More times than not these are setup issues that should be addressed early in the design flow. Increasingly, designers are seeing "aborts" due to ever increasingly complex optimizations in synthesis tools. Cadence has methods to reduce or eliminate aborts, however, they sometimes involve changes in synthesis methodologies such as Module-Base Data Path. Obviously this has impacts on the flow so it should be visited early in the design cycle, not just before tapeout.
So, here is my "Top Ten" list for ensuring smooth logic verification.
10) Consider early LEC tool use and debug training. We have several very good online courses at http://trainingondemand.cadence.com. 9) Request a proactive visit by your local AE before the design starts. Perhaps include him(her) in design pre-meetings or a postmortem of the previous design. 8) Start running equivalence checking along with synthesis and simulation to look for problems early on. 7) Request the "Solving Aborts" application note from your local AE. 6) Consider turning off aggressive synthesis optimizations like inverter push and boundary optimization on blocks that easily meet timing. 5) Use the latest version of Conformal LEC. More logic optimizations are supported. 4) Consider using Module-Based Data Path (MDP) flow for Synthesis. 3) Investigate non-equivalences early to see if they are synthesis bugs. 2) Isolate aborted modules and rewrite RTL to reduce complexity where possible.

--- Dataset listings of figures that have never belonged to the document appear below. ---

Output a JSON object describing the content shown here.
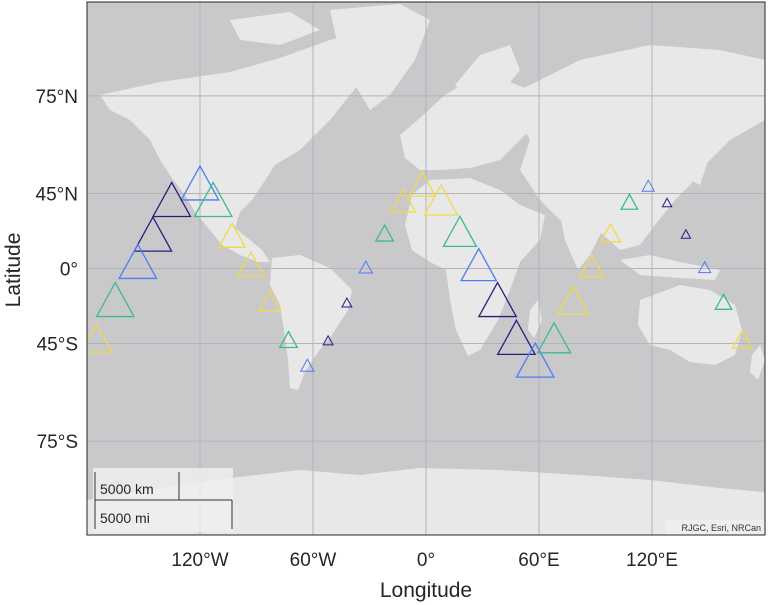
{
  "map": {
    "type": "scatter-geo",
    "basemap_attribution": "RJGC, Esri, NRCan",
    "xlabel": "Longitude",
    "ylabel": "Latitude",
    "lon_range": [
      -180,
      180
    ],
    "lat_range": [
      -85,
      85
    ],
    "lat_ticks": [
      {
        "lat": 75,
        "label": "75°N"
      },
      {
        "lat": 45,
        "label": "45°N"
      },
      {
        "lat": 0,
        "label": "0°"
      },
      {
        "lat": -45,
        "label": "45°S"
      },
      {
        "lat": -75,
        "label": "75°S"
      }
    ],
    "lon_ticks": [
      {
        "lon": -120,
        "label": "120°W"
      },
      {
        "lon": -60,
        "label": "60°W"
      },
      {
        "lon": 0,
        "label": "0°"
      },
      {
        "lon": 60,
        "label": "60°E"
      },
      {
        "lon": 120,
        "label": "120°E"
      }
    ],
    "grid": true,
    "scalebar": {
      "km_label": "5000 km",
      "mi_label": "5000 mi"
    },
    "colors": {
      "ocean": "#c9c9cc",
      "land": "#e8e8e8",
      "grid": "#b4b4b8",
      "dark_purple": "#2d1a7f",
      "blue": "#4f7cf0",
      "green": "#3dbb8c",
      "yellow": "#f0d94a"
    },
    "markers": [
      {
        "lon": -120,
        "lat": 48,
        "size": 3,
        "color": "blue"
      },
      {
        "lon": -135,
        "lat": 40,
        "size": 3,
        "color": "dark_purple"
      },
      {
        "lon": -113,
        "lat": 40,
        "size": 3,
        "color": "green"
      },
      {
        "lon": -145,
        "lat": 20,
        "size": 3,
        "color": "dark_purple"
      },
      {
        "lon": -103,
        "lat": 20,
        "size": 2,
        "color": "yellow"
      },
      {
        "lon": -153,
        "lat": 2,
        "size": 3,
        "color": "blue"
      },
      {
        "lon": -93,
        "lat": 1,
        "size": 2,
        "color": "yellow"
      },
      {
        "lon": -165,
        "lat": -23,
        "size": 3,
        "color": "green"
      },
      {
        "lon": -83,
        "lat": -23,
        "size": 1.6,
        "color": "yellow"
      },
      {
        "lon": -175,
        "lat": -44,
        "size": 2.4,
        "color": "yellow"
      },
      {
        "lon": -73,
        "lat": -44,
        "size": 1.2,
        "color": "green"
      },
      {
        "lon": -63,
        "lat": -55,
        "size": 0.8,
        "color": "blue"
      },
      {
        "lon": -52,
        "lat": -44,
        "size": 0.5,
        "color": "dark_purple"
      },
      {
        "lon": -42,
        "lat": -23,
        "size": 0.5,
        "color": "dark_purple"
      },
      {
        "lon": -32,
        "lat": 0,
        "size": 0.8,
        "color": "blue"
      },
      {
        "lon": -22,
        "lat": 22,
        "size": 1.2,
        "color": "green"
      },
      {
        "lon": -12,
        "lat": 40,
        "size": 1.8,
        "color": "yellow"
      },
      {
        "lon": -2,
        "lat": 48,
        "size": 2,
        "color": "yellow"
      },
      {
        "lon": 8,
        "lat": 40,
        "size": 2.6,
        "color": "yellow"
      },
      {
        "lon": 18,
        "lat": 22,
        "size": 2.6,
        "color": "green"
      },
      {
        "lon": 28,
        "lat": 0,
        "size": 2.8,
        "color": "blue"
      },
      {
        "lon": 38,
        "lat": -23,
        "size": 3,
        "color": "dark_purple"
      },
      {
        "lon": 48,
        "lat": -44,
        "size": 3,
        "color": "dark_purple"
      },
      {
        "lon": 58,
        "lat": -54,
        "size": 3,
        "color": "blue"
      },
      {
        "lon": 68,
        "lat": -44,
        "size": 2.6,
        "color": "green"
      },
      {
        "lon": 78,
        "lat": -23,
        "size": 2.4,
        "color": "yellow"
      },
      {
        "lon": 88,
        "lat": 0,
        "size": 1.8,
        "color": "yellow"
      },
      {
        "lon": 98,
        "lat": 22,
        "size": 1.4,
        "color": "yellow"
      },
      {
        "lon": 108,
        "lat": 40,
        "size": 1.1,
        "color": "green"
      },
      {
        "lon": 118,
        "lat": 48,
        "size": 0.7,
        "color": "blue"
      },
      {
        "lon": 128,
        "lat": 40,
        "size": 0.45,
        "color": "dark_purple"
      },
      {
        "lon": 138,
        "lat": 22,
        "size": 0.45,
        "color": "dark_purple"
      },
      {
        "lon": 148,
        "lat": 0,
        "size": 0.7,
        "color": "blue"
      },
      {
        "lon": 158,
        "lat": -23,
        "size": 1.1,
        "color": "green"
      },
      {
        "lon": 168,
        "lat": -44,
        "size": 1.4,
        "color": "yellow"
      }
    ]
  }
}
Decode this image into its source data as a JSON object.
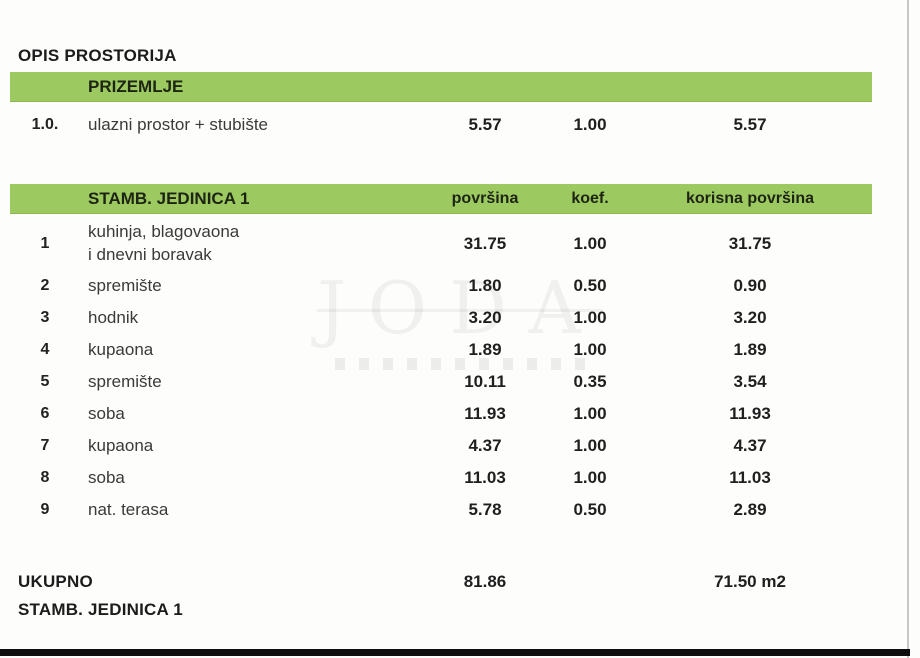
{
  "title": "OPIS PROSTORIJA",
  "colors": {
    "accent_green": "#9cca60",
    "text_dark": "#1f1f1f"
  },
  "watermark": {
    "text": "JODA"
  },
  "prizemlje": {
    "header": "PRIZEMLJE",
    "row": {
      "num": "1.0.",
      "label": "ulazni prostor + stubište",
      "povrsina": "5.57",
      "koef": "1.00",
      "korisna": "5.57"
    }
  },
  "unit": {
    "header": "STAMB. JEDINICA 1",
    "col_povrsina": "površina",
    "col_koef": "koef.",
    "col_korisna": "korisna površina",
    "rows": [
      {
        "num": "1",
        "label1": "kuhinja, blagovaona",
        "label2": "i dnevni boravak",
        "povrsina": "31.75",
        "koef": "1.00",
        "korisna": "31.75"
      },
      {
        "num": "2",
        "label": "spremište",
        "povrsina": "1.80",
        "koef": "0.50",
        "korisna": "0.90"
      },
      {
        "num": "3",
        "label": "hodnik",
        "povrsina": "3.20",
        "koef": "1.00",
        "korisna": "3.20"
      },
      {
        "num": "4",
        "label": "kupaona",
        "povrsina": "1.89",
        "koef": "1.00",
        "korisna": "1.89"
      },
      {
        "num": "5",
        "label": "spremište",
        "povrsina": "10.11",
        "koef": "0.35",
        "korisna": "3.54"
      },
      {
        "num": "6",
        "label": "soba",
        "povrsina": "11.93",
        "koef": "1.00",
        "korisna": "11.93"
      },
      {
        "num": "7",
        "label": "kupaona",
        "povrsina": "4.37",
        "koef": "1.00",
        "korisna": "4.37"
      },
      {
        "num": "8",
        "label": "soba",
        "povrsina": "11.03",
        "koef": "1.00",
        "korisna": "11.03"
      },
      {
        "num": "9",
        "label": "nat. terasa",
        "povrsina": "5.78",
        "koef": "0.50",
        "korisna": "2.89"
      }
    ]
  },
  "totals": {
    "label_line1": "UKUPNO",
    "label_line2": "STAMB. JEDINICA 1",
    "povrsina": "81.86",
    "korisna": "71.50 m2"
  }
}
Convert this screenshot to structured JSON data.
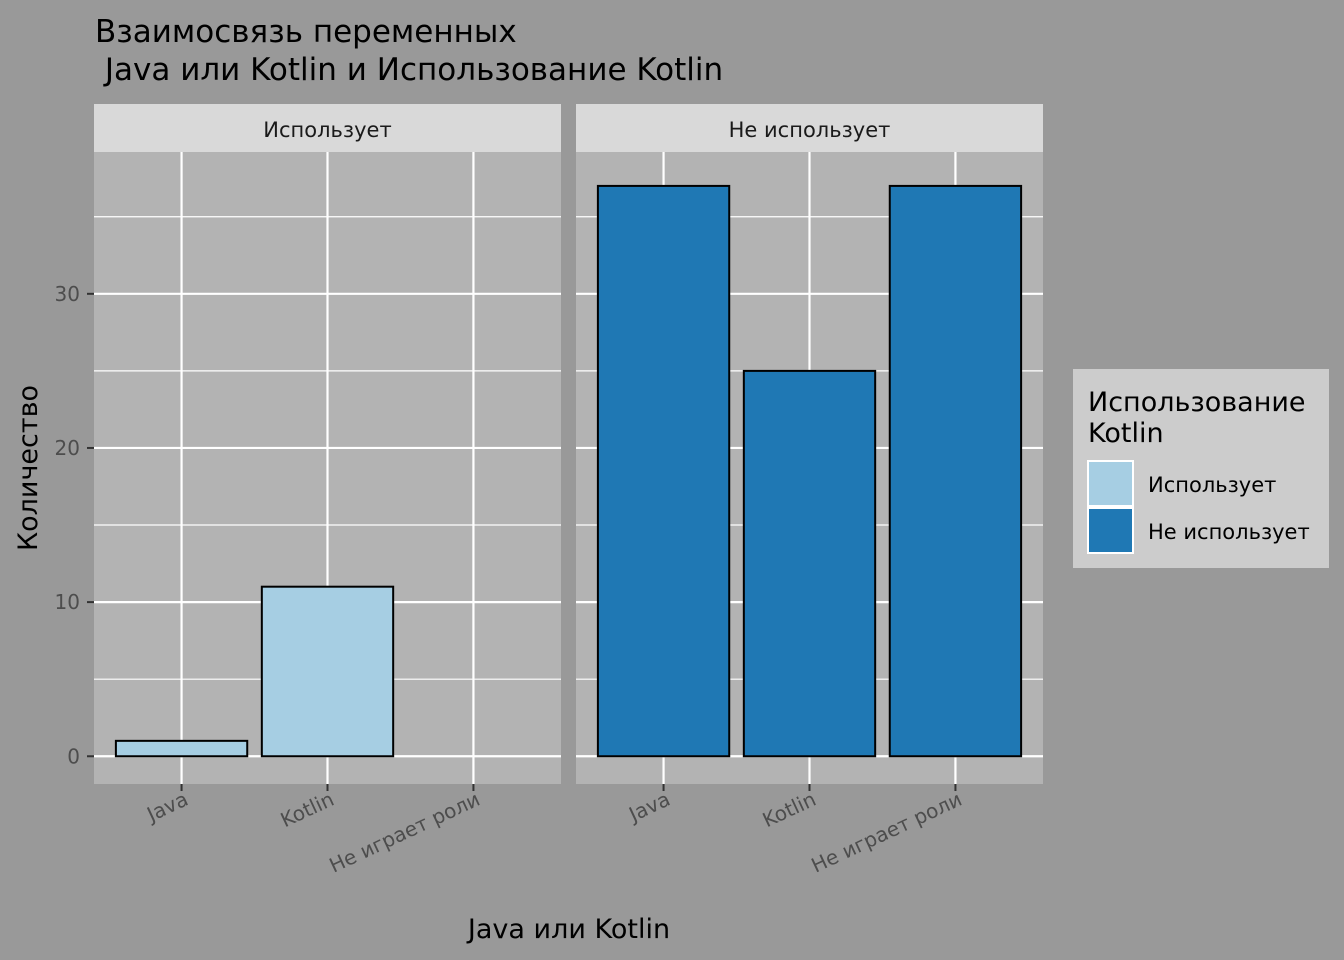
{
  "chart_data": {
    "type": "bar",
    "title_line1": "Взаимосвязь переменных",
    "title_line2": " Java или Kotlin и Использование Kotlin",
    "xlabel": "Java или Kotlin",
    "ylabel": "Количество",
    "categories": [
      "Java",
      "Kotlin",
      "Не играет роли"
    ],
    "ylim": [
      -1.8,
      39.2
    ],
    "yticks": [
      0,
      10,
      20,
      30
    ],
    "facets": [
      {
        "label": "Использует",
        "values": [
          1,
          11,
          0
        ],
        "color": "#a6cee3"
      },
      {
        "label": "Не использует",
        "values": [
          37,
          25,
          37
        ],
        "color": "#1f78b4"
      }
    ],
    "legend": {
      "title_line1": "Использование",
      "title_line2": "Kotlin",
      "placement": "right",
      "entries": [
        {
          "label": "Использует",
          "color": "#a6cee3"
        },
        {
          "label": "Не использует",
          "color": "#1f78b4"
        }
      ]
    },
    "grid": true
  }
}
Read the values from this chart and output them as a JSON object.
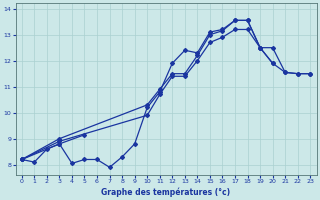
{
  "xlabel": "Graphe des températures (°c)",
  "bg_color": "#cce8e8",
  "grid_color": "#aad0d0",
  "line_color": "#1a35a0",
  "xlim": [
    -0.5,
    23.5
  ],
  "ylim": [
    7.6,
    14.2
  ],
  "xticks": [
    0,
    1,
    2,
    3,
    4,
    5,
    6,
    7,
    8,
    9,
    10,
    11,
    12,
    13,
    14,
    15,
    16,
    17,
    18,
    19,
    20,
    21,
    22,
    23
  ],
  "yticks": [
    8,
    9,
    10,
    11,
    12,
    13,
    14
  ],
  "line1_x": [
    0,
    1,
    2,
    3,
    4,
    5,
    6,
    7,
    8,
    9,
    10,
    11,
    12,
    13,
    14,
    15,
    16,
    17,
    18,
    19,
    20
  ],
  "line1_y": [
    8.2,
    8.1,
    8.6,
    8.8,
    8.05,
    8.2,
    8.2,
    7.9,
    8.3,
    8.8,
    10.2,
    10.8,
    11.9,
    12.4,
    12.3,
    13.1,
    13.2,
    13.55,
    13.55,
    12.5,
    11.9
  ],
  "line2_x": [
    0,
    3,
    10,
    11,
    12,
    13,
    14,
    15,
    16,
    17,
    18,
    19,
    20,
    21,
    22,
    23
  ],
  "line2_y": [
    8.2,
    9.0,
    10.3,
    10.9,
    11.5,
    11.5,
    12.2,
    13.0,
    13.15,
    13.55,
    13.55,
    12.5,
    11.9,
    11.55,
    11.5,
    11.5
  ],
  "line3_x": [
    0,
    3,
    10,
    11,
    12,
    13,
    14,
    15,
    16,
    17,
    18,
    19,
    20,
    21,
    22,
    23
  ],
  "line3_y": [
    8.2,
    8.9,
    9.9,
    10.7,
    11.4,
    11.4,
    12.0,
    12.7,
    12.9,
    13.2,
    13.2,
    12.5,
    12.5,
    11.55,
    11.5,
    11.5
  ],
  "line4_x": [
    0,
    3,
    5
  ],
  "line4_y": [
    8.2,
    8.8,
    9.15
  ]
}
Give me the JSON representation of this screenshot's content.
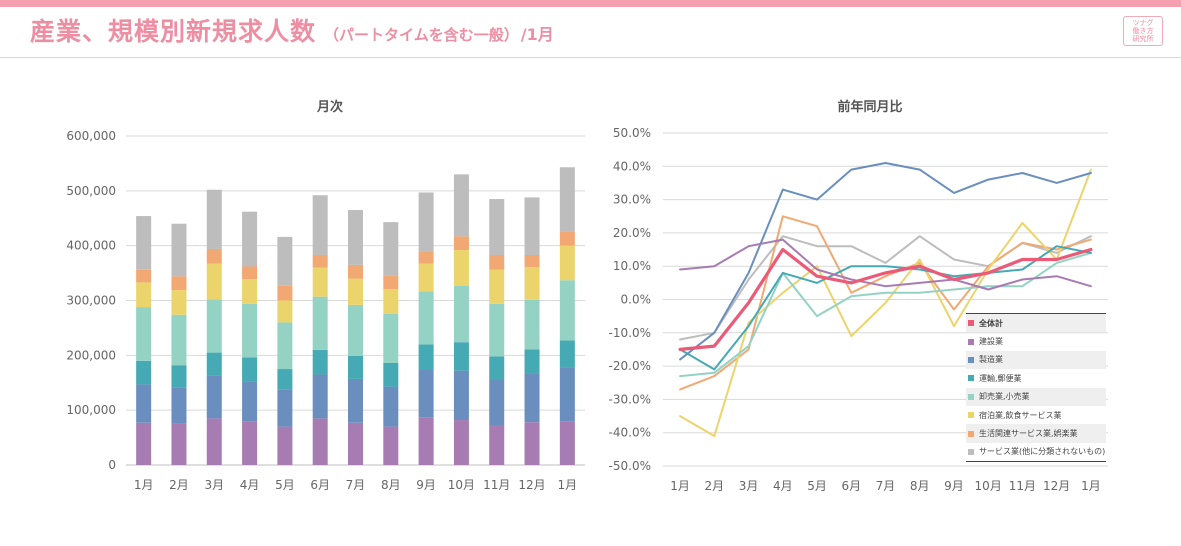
{
  "header": {
    "title": "産業、規模別新規求人数",
    "subtitle": "（パートタイムを含む一般）",
    "month": "/1月",
    "logo_lines": [
      "ツナグ",
      "働き方",
      "研究所"
    ]
  },
  "colors": {
    "accent": "#ee8ea2",
    "series": [
      "#ec5a78",
      "#a77cb2",
      "#6a8fbf",
      "#45aab3",
      "#94d2c4",
      "#ecd46c",
      "#f2a873",
      "#bdbdbd"
    ],
    "axis_text": "#666666",
    "grid": "#d9d9d9"
  },
  "chart_data": [
    {
      "type": "bar",
      "stacked": true,
      "title": "月次",
      "categories": [
        "1月",
        "2月",
        "3月",
        "4月",
        "5月",
        "6月",
        "7月",
        "8月",
        "9月",
        "10月",
        "11月",
        "12月",
        "1月"
      ],
      "ylim": [
        0,
        600000
      ],
      "yticks": [
        0,
        100000,
        200000,
        300000,
        400000,
        500000,
        600000
      ],
      "ytick_labels": [
        "0",
        "100,000",
        "200,000",
        "300,000",
        "400,000",
        "500,000",
        "600,000"
      ],
      "grid": true,
      "series": [
        {
          "name": "建設業",
          "values": [
            77000,
            75000,
            85000,
            80000,
            70000,
            85000,
            77000,
            70000,
            87000,
            82000,
            72000,
            78000,
            80000
          ]
        },
        {
          "name": "製造業",
          "values": [
            70000,
            67000,
            78000,
            73000,
            67000,
            80000,
            80000,
            73000,
            88000,
            90000,
            83000,
            88000,
            97000
          ]
        },
        {
          "name": "運輸,郵便業",
          "values": [
            43000,
            40000,
            42000,
            43000,
            38000,
            45000,
            42000,
            43000,
            45000,
            52000,
            43000,
            45000,
            50000
          ]
        },
        {
          "name": "卸売業,小売業",
          "values": [
            98000,
            92000,
            97000,
            98000,
            85000,
            97000,
            93000,
            90000,
            97000,
            103000,
            96000,
            90000,
            110000
          ]
        },
        {
          "name": "宿泊業,飲食サービス業",
          "values": [
            45000,
            45000,
            65000,
            45000,
            40000,
            53000,
            48000,
            45000,
            50000,
            65000,
            62000,
            60000,
            63000
          ]
        },
        {
          "name": "生活関連サービス業,娯楽業",
          "values": [
            23000,
            25000,
            27000,
            23000,
            27000,
            23000,
            25000,
            25000,
            23000,
            25000,
            27000,
            22000,
            25000
          ]
        },
        {
          "name": "サービス業(他に分類されないもの)",
          "values": [
            98000,
            96000,
            108000,
            100000,
            89000,
            109000,
            100000,
            97000,
            107000,
            113000,
            102000,
            105000,
            118000
          ]
        }
      ]
    },
    {
      "type": "line",
      "title": "前年同月比",
      "categories": [
        "1月",
        "2月",
        "3月",
        "4月",
        "5月",
        "6月",
        "7月",
        "8月",
        "9月",
        "10月",
        "11月",
        "12月",
        "1月"
      ],
      "ylim": [
        -50,
        50
      ],
      "yticks": [
        -50,
        -40,
        -30,
        -20,
        -10,
        0,
        10,
        20,
        30,
        40,
        50
      ],
      "ytick_labels": [
        "-50.0%",
        "-40.0%",
        "-30.0%",
        "-20.0%",
        "-10.0%",
        "0.0%",
        "10.0%",
        "20.0%",
        "30.0%",
        "40.0%",
        "50.0%"
      ],
      "grid": true,
      "legend_position": "bottom-right",
      "series": [
        {
          "name": "全体計",
          "values": [
            -15,
            -14,
            -1,
            15,
            7,
            5,
            8,
            10,
            6,
            8,
            12,
            12,
            15
          ]
        },
        {
          "name": "建設業",
          "values": [
            9,
            10,
            16,
            18,
            9,
            6,
            4,
            5,
            6,
            3,
            6,
            7,
            4
          ]
        },
        {
          "name": "製造業",
          "values": [
            -18,
            -10,
            8,
            33,
            30,
            39,
            41,
            39,
            32,
            36,
            38,
            35,
            38
          ]
        },
        {
          "name": "運輸,郵便業",
          "values": [
            -15,
            -21,
            -8,
            8,
            5,
            10,
            10,
            9,
            7,
            8,
            9,
            16,
            14
          ]
        },
        {
          "name": "卸売業,小売業",
          "values": [
            -23,
            -22,
            -14,
            8,
            -5,
            1,
            2,
            2,
            3,
            4,
            4,
            11,
            14
          ]
        },
        {
          "name": "宿泊業,飲食サービス業",
          "values": [
            -35,
            -41,
            -7,
            2,
            10,
            -11,
            -1,
            12,
            -8,
            9,
            23,
            12,
            39
          ]
        },
        {
          "name": "生活関連サービス業,娯楽業",
          "values": [
            -27,
            -23,
            -15,
            25,
            22,
            2,
            7,
            11,
            -3,
            10,
            17,
            15,
            18
          ]
        },
        {
          "name": "サービス業(他に分類されないもの)",
          "values": [
            -12,
            -10,
            6,
            19,
            16,
            16,
            11,
            19,
            12,
            10,
            17,
            14,
            19
          ]
        }
      ]
    }
  ]
}
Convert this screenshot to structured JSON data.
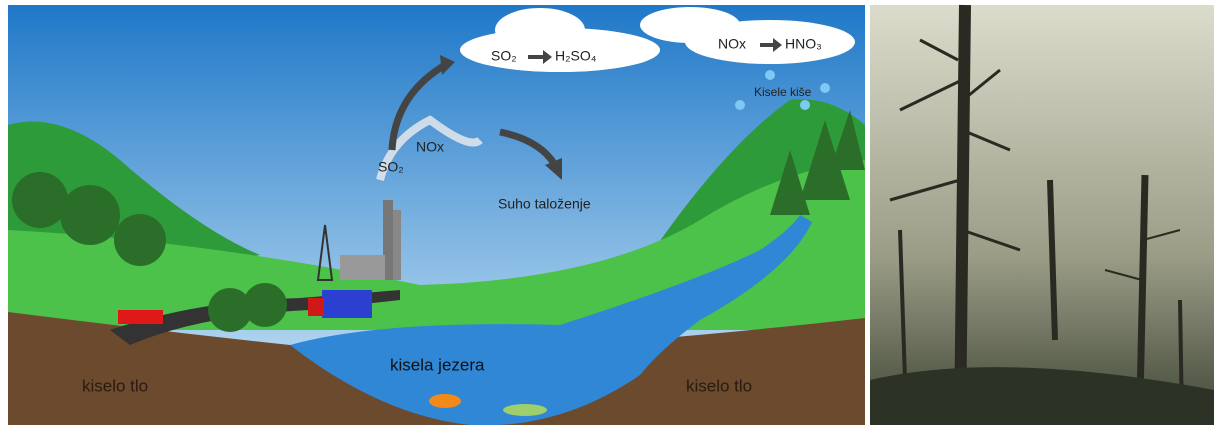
{
  "reactions": [
    {
      "from": "SO₂",
      "to": "H₂SO₄"
    },
    {
      "from": "NOx",
      "to": "HNO₃"
    }
  ],
  "labels": {
    "acid_rain": "Kisele kiše",
    "emission_so2": "SO₂",
    "emission_nox": "NOx",
    "dry_deposition": "Suho taloženje",
    "lakes": "kisela jezera",
    "soil_left": "kiselo tlo",
    "soil_right": "kiselo tlo"
  }
}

And the number one way to ensure a smooth tapeout..
1) Conformal EARLY and Conformal OFTEN!
The Solving Aborts application note is now available on Sourcelink.... sourcelink.cadence.com/.../Handling_Aborts_2009_H1.pdf
Agreed. For my customers, I'm proud to say that most of them today are doing equivalency checking earlier in the process. Even better, I'm working with some companies now on their equivalency checking before the project starts, because they care about their methodologies. One of my customers has built a really tight LEC process, really impressive how thorough he's been in making sure he's covered every step of the way, and no holes.